Diğer bir model Merkez ve Bildirim Modelidir (Hub-and Spoke Clustering Model). Bu küme ilkinden farklı olarak dominat elemanlar içerir. Dominant firmalar kümenin çekirdeğini oluşturur. Geriye kalan küme üyeleri küçük ham madde tedarikçileri ya da merkez üretiminin belli bir alanında uzmanlaşmış firmalardan oluşur. Küçük firmalar dominant üyeler ile doğrudan bir ticaret ilişkisindedirler ve onların geliştirdikleri stratejiye bağlıdırlar. Küme içindeki tüm ilişkiler merkez firmalar tarafından belirlenir.
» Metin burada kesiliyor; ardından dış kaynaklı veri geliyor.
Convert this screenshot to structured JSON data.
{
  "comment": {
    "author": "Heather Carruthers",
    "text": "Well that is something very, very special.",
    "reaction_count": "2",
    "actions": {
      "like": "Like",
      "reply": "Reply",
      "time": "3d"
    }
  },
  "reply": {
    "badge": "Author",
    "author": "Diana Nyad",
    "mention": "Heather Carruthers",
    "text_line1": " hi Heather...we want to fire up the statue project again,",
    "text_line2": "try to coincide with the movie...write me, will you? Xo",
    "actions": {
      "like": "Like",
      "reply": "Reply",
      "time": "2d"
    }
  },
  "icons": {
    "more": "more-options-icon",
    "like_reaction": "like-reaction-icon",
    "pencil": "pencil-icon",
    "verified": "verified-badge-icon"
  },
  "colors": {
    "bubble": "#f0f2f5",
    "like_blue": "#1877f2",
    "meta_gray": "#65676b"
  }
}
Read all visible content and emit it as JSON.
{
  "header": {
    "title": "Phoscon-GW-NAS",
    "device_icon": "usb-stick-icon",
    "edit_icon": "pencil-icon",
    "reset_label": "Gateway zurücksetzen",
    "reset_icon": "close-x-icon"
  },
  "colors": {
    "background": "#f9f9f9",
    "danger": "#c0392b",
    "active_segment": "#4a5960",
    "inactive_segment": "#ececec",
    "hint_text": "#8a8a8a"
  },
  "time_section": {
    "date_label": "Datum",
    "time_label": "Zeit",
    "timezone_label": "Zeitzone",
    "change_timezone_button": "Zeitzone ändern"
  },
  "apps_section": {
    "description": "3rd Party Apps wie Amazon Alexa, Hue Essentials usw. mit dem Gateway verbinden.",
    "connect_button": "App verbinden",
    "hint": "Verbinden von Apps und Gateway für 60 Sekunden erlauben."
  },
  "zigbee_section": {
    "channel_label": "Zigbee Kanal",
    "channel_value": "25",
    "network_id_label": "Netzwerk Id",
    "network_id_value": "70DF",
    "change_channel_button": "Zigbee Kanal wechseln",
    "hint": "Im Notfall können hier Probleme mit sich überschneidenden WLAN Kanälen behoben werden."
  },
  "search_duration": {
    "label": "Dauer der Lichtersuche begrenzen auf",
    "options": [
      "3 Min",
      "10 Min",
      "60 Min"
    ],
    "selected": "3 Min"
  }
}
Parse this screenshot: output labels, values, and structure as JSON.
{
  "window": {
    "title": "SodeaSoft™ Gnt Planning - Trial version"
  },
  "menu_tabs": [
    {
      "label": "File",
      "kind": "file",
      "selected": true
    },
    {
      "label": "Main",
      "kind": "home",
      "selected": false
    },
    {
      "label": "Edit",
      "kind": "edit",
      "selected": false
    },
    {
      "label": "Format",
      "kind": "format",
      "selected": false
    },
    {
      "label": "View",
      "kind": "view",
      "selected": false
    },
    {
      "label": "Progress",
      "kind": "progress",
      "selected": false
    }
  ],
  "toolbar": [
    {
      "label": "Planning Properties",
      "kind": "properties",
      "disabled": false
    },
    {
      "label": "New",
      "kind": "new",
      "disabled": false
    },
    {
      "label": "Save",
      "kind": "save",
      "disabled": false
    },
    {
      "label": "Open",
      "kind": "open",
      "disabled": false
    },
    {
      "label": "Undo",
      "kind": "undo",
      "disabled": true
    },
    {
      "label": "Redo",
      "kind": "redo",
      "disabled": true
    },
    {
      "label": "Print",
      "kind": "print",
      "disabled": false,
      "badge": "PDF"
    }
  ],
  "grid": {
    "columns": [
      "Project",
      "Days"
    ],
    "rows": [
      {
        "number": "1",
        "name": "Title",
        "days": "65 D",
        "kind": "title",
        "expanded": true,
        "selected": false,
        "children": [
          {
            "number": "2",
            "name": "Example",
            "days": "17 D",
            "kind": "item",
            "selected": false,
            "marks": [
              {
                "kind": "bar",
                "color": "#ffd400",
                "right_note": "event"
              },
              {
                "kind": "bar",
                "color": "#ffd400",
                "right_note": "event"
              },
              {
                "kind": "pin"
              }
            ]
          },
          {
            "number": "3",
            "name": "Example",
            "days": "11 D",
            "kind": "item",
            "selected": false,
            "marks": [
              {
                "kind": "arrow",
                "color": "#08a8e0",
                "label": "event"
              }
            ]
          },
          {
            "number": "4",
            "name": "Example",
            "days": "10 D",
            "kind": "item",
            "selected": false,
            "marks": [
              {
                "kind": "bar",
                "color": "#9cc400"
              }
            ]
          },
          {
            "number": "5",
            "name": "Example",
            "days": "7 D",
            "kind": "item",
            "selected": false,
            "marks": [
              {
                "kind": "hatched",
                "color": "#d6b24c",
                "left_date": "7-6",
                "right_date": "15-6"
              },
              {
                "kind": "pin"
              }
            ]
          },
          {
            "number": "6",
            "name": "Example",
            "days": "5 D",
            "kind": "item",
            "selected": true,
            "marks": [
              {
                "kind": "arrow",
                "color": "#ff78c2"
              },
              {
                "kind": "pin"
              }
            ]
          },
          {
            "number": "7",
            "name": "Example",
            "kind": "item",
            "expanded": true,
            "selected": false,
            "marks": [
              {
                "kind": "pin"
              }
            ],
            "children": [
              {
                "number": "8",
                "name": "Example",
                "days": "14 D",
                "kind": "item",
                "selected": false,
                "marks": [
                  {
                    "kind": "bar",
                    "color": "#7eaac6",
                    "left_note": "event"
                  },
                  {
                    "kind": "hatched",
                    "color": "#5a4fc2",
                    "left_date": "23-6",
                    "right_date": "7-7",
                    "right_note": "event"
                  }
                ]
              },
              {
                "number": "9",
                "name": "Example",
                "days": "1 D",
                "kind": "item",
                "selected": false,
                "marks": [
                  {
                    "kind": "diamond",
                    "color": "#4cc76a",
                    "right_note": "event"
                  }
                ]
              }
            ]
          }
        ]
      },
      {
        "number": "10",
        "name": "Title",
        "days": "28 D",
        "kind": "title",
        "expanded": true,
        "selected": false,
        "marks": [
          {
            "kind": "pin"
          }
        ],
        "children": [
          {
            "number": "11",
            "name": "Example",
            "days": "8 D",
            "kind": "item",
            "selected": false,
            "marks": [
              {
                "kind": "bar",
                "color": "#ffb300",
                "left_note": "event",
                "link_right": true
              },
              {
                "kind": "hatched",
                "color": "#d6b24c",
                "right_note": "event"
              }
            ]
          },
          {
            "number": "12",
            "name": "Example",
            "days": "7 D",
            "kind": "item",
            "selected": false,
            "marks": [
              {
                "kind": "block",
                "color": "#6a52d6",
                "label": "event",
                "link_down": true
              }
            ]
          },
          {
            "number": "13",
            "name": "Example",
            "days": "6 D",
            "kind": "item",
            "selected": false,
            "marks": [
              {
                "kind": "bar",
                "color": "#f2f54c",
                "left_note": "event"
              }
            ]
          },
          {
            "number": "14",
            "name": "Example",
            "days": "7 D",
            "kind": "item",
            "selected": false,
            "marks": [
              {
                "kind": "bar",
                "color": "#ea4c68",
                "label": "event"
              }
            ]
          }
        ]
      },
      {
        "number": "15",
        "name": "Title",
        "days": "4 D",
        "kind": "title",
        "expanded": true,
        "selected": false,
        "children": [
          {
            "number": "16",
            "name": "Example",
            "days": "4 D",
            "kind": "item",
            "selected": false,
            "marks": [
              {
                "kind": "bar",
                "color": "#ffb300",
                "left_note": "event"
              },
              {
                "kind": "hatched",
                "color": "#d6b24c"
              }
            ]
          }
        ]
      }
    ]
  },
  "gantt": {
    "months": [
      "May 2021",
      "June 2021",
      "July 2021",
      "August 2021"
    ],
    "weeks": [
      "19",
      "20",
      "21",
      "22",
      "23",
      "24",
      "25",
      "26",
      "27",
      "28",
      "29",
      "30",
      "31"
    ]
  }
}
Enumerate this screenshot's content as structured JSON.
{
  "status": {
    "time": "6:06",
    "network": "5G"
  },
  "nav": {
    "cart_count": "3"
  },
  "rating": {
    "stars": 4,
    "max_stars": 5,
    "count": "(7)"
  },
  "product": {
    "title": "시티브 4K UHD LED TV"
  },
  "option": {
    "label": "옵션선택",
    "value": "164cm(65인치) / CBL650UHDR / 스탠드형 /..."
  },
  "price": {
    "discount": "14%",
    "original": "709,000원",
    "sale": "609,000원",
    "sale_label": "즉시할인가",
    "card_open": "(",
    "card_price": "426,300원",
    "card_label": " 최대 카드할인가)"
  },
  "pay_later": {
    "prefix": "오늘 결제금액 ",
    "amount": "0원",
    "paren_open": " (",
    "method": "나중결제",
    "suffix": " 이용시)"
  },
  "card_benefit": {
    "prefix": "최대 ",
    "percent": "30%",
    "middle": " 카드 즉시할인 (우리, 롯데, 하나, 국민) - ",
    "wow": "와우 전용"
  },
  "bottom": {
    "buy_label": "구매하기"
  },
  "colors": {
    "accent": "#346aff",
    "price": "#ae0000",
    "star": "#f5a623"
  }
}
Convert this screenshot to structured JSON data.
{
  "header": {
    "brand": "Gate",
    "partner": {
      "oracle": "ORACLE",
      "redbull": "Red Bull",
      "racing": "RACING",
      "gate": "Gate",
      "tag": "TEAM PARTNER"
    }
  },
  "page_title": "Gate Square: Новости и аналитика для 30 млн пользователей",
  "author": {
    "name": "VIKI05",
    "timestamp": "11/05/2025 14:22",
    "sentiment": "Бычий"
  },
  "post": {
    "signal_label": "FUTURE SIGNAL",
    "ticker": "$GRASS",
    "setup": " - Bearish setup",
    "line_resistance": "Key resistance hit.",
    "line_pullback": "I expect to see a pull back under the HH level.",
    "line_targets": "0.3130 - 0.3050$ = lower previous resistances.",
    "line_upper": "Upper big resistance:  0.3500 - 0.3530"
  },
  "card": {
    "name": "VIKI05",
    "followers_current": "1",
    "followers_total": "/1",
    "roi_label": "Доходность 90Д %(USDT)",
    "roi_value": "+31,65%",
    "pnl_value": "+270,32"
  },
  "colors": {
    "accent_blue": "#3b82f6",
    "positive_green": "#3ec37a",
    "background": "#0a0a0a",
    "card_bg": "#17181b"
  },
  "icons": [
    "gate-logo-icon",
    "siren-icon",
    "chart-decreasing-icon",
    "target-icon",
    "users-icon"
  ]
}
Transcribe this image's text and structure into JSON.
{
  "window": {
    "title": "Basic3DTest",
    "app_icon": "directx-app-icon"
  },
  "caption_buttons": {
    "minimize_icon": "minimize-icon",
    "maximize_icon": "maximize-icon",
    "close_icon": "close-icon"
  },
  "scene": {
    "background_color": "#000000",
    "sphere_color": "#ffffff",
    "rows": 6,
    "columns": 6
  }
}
Bu tür kümelenmeler genellikle otomotiv sanayinde görülür. Bu kümelenmeye örnek olarak Lehigh Valley verilebilir. Kümenin motoru olan Mack Truck firması her sene daha fazla istihdam yaratmaktadır.

Sınıflandırılan 4 modelden üçüncüsü Uydu Platform Küme Modelidir. Bu modelde çok yerleşkeli firmaların kollarının belli hükümet yardımlarını ya da tedarikte daha düşük maliyetleri yakalamak adına belli bir bölgede kurulmasını görürüz. Bu kümelerin belirgin bir özelliği uydu firmaların kendi aralarında hiçbir iletişimin olmaması ve merkezden yönetilmeleridir. Bu tip kümelenmeye en iyi örneklerden bir tanesi Kuzey Carolina’daki The Research Triangle Park’tır. İncelerseniz göreceksiniz, pek çok uluslararası firmanın sadece Ar-Ge merkezleri aynı küme altında toplanmıştır. Merkezden aldıkları kararları uygulayarak çalışmalarını devam ettirmektedirler.

Son model ise Devlet Merkezli Küme Modelidir. Bu tür kümelerde bölgeyi ve küme elemanlarının arasındaki ilişkiyi yöneten kamu sektörü, hükümet ya da sivil toplum organlarıdır. Bu tip genelde askeri alanda görülür. Yönetici pek çok küçük firma ile çevrilidir ve kamu – özel sektör anlaşmalarından faydalanır. Kümelenmenin sadece sanayide olacağını düşünmeyin, değişik bir örnek vermek istiyorum bu sefer: Dayton Üniversitesi! Öğrenciler öğrenimlerini belirlenmiş 6 bilgi odağından seçim yaparak devam ettiriyorlar. Bu sayede öğrenci ilgilendiği alanı disiplinler arası, daha derinlemesine araştırabiliyor.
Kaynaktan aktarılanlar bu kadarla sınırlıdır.